Prior to the deposit process, birth tourism had impacts on the capacity of the hospital and ability at times to care for Canadian patients, he said.
Canada and the U.S. are the only countries in the G7 to offer birthright citizenship according to canadianimmigrationexperts.ca.
“What we need to debunk is the idea that all people who are not insured are not necessarily birth tourists,” said Birch.
“There’s a large undocumented population in the country,” he said. They are contributing members of society but are not documented, Birch said.
He wanted to make it clear undocumented folks who are uninsured are not birth tourists.
Birth tourism is not just a medical issue but a social issue that should be addressed, he said.
In the fiscal year 2021-22 Guelph General Hospital had a total of 1,707 deliveries, of which 11 were people from out of country. This breaks down to 0.6 per cent of deliveries where the mother was from out of the country.
Between April 2022 to February 2023 there were 1,543 deliveries and 18 were people from out of country who gave birth at the GGH. This is 1.2 per cent of the deliveries coming from out of country.

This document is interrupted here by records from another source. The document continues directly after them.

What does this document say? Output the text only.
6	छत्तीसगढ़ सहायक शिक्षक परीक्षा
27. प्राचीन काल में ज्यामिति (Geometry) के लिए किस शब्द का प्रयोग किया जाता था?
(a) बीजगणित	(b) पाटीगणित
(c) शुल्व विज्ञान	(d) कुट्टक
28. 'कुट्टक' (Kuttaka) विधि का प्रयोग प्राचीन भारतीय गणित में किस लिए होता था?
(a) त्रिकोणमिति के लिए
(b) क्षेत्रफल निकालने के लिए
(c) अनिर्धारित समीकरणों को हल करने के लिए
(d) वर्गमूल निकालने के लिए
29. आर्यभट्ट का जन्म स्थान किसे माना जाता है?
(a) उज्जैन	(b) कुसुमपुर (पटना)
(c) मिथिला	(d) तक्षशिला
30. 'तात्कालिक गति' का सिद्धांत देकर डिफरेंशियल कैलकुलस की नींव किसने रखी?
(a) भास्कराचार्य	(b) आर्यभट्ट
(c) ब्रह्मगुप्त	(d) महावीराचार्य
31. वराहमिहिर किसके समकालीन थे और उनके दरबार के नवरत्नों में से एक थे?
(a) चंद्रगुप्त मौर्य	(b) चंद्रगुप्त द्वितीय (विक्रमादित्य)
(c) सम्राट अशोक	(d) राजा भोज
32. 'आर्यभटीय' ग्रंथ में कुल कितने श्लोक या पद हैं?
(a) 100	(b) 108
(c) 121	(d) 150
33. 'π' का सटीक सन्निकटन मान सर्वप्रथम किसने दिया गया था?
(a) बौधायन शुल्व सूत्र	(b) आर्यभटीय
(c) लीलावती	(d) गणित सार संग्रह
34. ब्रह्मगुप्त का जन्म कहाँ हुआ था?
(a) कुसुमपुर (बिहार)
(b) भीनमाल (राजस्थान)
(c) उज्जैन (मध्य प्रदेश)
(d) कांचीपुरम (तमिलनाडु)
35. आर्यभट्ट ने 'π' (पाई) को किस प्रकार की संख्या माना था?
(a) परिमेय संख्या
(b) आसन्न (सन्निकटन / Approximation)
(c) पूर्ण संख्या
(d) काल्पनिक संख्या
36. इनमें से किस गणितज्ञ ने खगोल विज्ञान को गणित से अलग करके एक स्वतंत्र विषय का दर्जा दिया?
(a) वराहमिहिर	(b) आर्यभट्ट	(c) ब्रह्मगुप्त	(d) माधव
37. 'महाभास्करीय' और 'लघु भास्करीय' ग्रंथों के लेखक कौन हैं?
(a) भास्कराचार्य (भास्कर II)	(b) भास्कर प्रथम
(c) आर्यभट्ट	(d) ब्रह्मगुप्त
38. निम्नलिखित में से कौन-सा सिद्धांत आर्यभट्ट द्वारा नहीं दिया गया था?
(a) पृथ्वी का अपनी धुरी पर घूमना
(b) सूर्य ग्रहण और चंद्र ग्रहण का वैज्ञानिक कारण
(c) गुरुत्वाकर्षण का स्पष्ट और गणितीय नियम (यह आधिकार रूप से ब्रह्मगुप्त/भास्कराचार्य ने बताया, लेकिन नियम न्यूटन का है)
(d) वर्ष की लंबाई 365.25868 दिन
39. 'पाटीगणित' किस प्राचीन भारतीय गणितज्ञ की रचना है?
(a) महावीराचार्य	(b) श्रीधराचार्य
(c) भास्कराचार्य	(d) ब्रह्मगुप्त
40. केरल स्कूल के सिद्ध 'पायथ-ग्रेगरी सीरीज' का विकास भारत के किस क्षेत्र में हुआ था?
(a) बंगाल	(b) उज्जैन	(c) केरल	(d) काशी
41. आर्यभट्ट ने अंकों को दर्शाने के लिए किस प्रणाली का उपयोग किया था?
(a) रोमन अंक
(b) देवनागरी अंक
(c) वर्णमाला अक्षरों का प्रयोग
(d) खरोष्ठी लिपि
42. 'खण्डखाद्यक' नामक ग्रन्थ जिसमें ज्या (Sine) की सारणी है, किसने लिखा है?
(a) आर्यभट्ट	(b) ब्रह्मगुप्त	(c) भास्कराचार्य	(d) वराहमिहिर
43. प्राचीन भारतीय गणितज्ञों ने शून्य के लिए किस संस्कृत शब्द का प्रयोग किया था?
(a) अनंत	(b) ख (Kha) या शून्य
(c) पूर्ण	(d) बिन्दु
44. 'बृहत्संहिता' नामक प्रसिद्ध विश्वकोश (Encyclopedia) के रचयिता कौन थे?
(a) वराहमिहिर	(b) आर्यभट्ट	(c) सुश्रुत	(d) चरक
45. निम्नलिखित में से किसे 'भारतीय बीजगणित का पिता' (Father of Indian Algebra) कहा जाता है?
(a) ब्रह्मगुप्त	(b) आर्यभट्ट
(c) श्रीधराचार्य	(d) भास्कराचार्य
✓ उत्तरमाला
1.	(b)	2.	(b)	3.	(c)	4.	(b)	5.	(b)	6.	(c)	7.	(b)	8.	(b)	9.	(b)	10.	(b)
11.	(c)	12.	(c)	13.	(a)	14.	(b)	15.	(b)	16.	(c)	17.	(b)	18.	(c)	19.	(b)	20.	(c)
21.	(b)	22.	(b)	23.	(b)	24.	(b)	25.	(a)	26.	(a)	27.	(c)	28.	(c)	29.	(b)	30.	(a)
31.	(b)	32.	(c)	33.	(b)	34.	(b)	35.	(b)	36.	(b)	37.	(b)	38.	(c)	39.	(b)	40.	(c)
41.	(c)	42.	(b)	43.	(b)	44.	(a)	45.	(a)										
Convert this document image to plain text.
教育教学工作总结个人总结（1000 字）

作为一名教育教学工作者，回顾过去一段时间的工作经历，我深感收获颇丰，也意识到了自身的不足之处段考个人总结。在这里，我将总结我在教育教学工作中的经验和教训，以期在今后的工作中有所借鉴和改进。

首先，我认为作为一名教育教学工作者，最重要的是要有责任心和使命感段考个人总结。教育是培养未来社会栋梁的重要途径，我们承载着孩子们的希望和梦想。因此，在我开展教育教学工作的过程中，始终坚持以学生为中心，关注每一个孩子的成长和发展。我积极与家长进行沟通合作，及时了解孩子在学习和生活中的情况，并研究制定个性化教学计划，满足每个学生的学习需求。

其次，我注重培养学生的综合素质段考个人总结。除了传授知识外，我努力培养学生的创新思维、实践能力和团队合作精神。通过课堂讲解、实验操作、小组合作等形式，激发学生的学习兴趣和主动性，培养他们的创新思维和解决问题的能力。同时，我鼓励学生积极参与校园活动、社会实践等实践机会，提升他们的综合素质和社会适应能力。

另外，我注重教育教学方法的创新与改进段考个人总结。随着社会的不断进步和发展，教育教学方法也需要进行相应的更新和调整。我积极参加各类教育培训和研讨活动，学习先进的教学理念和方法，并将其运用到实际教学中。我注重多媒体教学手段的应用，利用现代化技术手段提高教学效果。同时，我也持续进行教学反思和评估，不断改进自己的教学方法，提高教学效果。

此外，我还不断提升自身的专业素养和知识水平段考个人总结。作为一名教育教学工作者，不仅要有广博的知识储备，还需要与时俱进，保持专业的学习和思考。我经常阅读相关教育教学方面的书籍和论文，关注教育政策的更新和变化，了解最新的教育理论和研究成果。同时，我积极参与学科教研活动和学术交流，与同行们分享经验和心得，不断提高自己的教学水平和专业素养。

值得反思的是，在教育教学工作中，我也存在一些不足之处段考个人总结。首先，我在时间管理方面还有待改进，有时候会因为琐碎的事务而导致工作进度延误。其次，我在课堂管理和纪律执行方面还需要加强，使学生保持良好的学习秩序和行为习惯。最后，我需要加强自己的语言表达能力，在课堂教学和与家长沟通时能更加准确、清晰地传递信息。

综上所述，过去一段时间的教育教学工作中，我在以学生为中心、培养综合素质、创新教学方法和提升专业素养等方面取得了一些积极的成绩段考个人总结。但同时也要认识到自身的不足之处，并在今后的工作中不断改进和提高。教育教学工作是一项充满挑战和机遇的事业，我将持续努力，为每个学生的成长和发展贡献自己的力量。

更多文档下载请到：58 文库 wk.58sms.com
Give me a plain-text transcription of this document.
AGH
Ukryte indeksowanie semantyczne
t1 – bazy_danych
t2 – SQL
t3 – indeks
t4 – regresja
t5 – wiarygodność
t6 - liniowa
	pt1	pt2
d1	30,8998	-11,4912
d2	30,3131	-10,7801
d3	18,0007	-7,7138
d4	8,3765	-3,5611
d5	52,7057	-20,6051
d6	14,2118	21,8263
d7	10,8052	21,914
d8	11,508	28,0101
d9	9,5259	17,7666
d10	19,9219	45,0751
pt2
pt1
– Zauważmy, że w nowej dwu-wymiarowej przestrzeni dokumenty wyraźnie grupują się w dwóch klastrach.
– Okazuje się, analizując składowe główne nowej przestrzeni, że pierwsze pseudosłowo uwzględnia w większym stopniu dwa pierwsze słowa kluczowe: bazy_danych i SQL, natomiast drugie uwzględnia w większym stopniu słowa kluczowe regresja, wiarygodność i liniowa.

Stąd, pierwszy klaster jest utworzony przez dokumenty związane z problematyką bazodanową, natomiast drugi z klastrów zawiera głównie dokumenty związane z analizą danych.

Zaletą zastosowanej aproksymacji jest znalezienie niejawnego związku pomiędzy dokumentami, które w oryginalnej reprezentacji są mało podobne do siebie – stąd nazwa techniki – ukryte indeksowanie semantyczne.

At the other end of Canada in Vancouver, much of the same occurred at Richmond Hospital. In 2022, there were 22 non-resident deliveries. This number accounts for 1.5 per cent of the total deliveries at the hospital.
“All maternity patients coming to Richmond get the care they require to deliver their child safely. Care is always triaged according to the safety of the mother and baby – it is never delayed based on residency,” stated in an email from Vancouver Coastal Health (VCH).
VCH also said it does not support marketing of maternity tourism. Births from non residents have not led to disruptions of maternity services, said in the email.
“VCH will never deny urgent and emergent care based on ability to pay or where a patient is from, but we do expect to be compensated as we are accountable to B.C. residents for hospital and health care services. We are committed to collecting compensation from non-residents who use our medical services,” said in the email.